# Banks - Mail



## viscusod (May 7, 2014)

EXPATS,

When I move there is there a way to get US Mail to Thailand or do I just need to change my address to a local one. Also, are there US Banks there. And biggest question, Can I make my girlfriend beneficiary of US funds if we are Married with Buddhist ceramony... There is so, so much to think about doing this move..


----------



## Asian Spirit (Mar 1, 2010)

viscusod said:


> EXPATS,
> 
> When I move there is there a way to get US Mail to Thailand or do I just need to change my address to a local one. Also, are there US Banks there. And biggest question, Can I make my girlfriend beneficiary of US funds if we are Married with Buddhist ceramony... There is so, so much to think about doing this move..


For mail service I would suggest you email the VFW post in Bangkok. If like the VFW Posts here in the Philippines, they will have a mail room service that would be much more secure than using the local service there.
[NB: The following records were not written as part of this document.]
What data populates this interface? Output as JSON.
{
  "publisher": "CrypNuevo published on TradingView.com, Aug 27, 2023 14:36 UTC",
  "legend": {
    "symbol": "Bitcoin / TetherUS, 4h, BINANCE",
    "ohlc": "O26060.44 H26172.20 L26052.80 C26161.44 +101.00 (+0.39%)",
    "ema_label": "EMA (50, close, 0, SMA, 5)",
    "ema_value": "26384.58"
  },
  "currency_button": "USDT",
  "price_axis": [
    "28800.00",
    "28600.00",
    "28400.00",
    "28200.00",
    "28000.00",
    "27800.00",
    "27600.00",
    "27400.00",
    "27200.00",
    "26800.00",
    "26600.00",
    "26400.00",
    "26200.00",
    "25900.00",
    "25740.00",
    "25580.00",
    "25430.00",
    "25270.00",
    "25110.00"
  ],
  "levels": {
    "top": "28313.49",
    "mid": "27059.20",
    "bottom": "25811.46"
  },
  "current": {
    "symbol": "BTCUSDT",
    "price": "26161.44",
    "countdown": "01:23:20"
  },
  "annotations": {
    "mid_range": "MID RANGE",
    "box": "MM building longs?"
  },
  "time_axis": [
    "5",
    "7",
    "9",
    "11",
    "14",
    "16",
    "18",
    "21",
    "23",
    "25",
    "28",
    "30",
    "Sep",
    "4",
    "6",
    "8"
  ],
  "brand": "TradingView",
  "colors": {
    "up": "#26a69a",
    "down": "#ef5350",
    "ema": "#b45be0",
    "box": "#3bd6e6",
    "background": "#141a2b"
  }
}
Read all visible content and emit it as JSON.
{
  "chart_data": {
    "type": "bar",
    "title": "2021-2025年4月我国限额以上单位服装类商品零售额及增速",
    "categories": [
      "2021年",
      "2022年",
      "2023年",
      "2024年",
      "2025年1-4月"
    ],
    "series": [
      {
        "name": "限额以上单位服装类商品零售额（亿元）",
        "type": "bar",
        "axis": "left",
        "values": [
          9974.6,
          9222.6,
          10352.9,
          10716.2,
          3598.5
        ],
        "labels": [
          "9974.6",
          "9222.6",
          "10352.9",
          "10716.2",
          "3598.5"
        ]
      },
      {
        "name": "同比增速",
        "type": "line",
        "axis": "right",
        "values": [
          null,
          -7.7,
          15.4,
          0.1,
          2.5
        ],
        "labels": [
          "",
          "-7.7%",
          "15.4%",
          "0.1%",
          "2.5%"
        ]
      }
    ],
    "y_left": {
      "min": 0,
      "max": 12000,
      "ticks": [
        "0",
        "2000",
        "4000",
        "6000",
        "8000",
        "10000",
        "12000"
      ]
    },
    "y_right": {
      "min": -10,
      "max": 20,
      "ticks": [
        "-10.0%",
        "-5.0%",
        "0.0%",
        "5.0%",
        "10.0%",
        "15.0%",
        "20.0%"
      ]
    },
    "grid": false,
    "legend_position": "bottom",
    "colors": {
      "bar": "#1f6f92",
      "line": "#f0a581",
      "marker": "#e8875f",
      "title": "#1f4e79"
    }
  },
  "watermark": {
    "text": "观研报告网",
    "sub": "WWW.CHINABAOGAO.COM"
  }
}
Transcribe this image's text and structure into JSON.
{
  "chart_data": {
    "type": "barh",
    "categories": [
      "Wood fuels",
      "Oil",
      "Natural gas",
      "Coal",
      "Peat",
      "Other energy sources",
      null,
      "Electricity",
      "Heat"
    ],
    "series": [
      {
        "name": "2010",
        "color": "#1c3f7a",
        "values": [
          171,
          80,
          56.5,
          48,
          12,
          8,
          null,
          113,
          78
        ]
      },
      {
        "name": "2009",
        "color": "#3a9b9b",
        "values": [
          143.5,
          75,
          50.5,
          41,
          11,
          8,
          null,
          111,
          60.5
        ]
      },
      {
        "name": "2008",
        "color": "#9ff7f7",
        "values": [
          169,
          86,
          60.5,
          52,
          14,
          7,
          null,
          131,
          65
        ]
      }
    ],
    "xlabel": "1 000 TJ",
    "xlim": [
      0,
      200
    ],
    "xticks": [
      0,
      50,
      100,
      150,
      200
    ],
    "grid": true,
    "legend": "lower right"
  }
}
With your US funds if you are talking about Social Security, your GF or even if married can not have access to your US dollar (Social Security) account. The idea with this is that it is not *healthy* for us expats to be worth more dead than alive.

Other US funds and if in a "regular" bank account there in Thailand, I would *assume* a surviving spouse would have access to the funds.


----------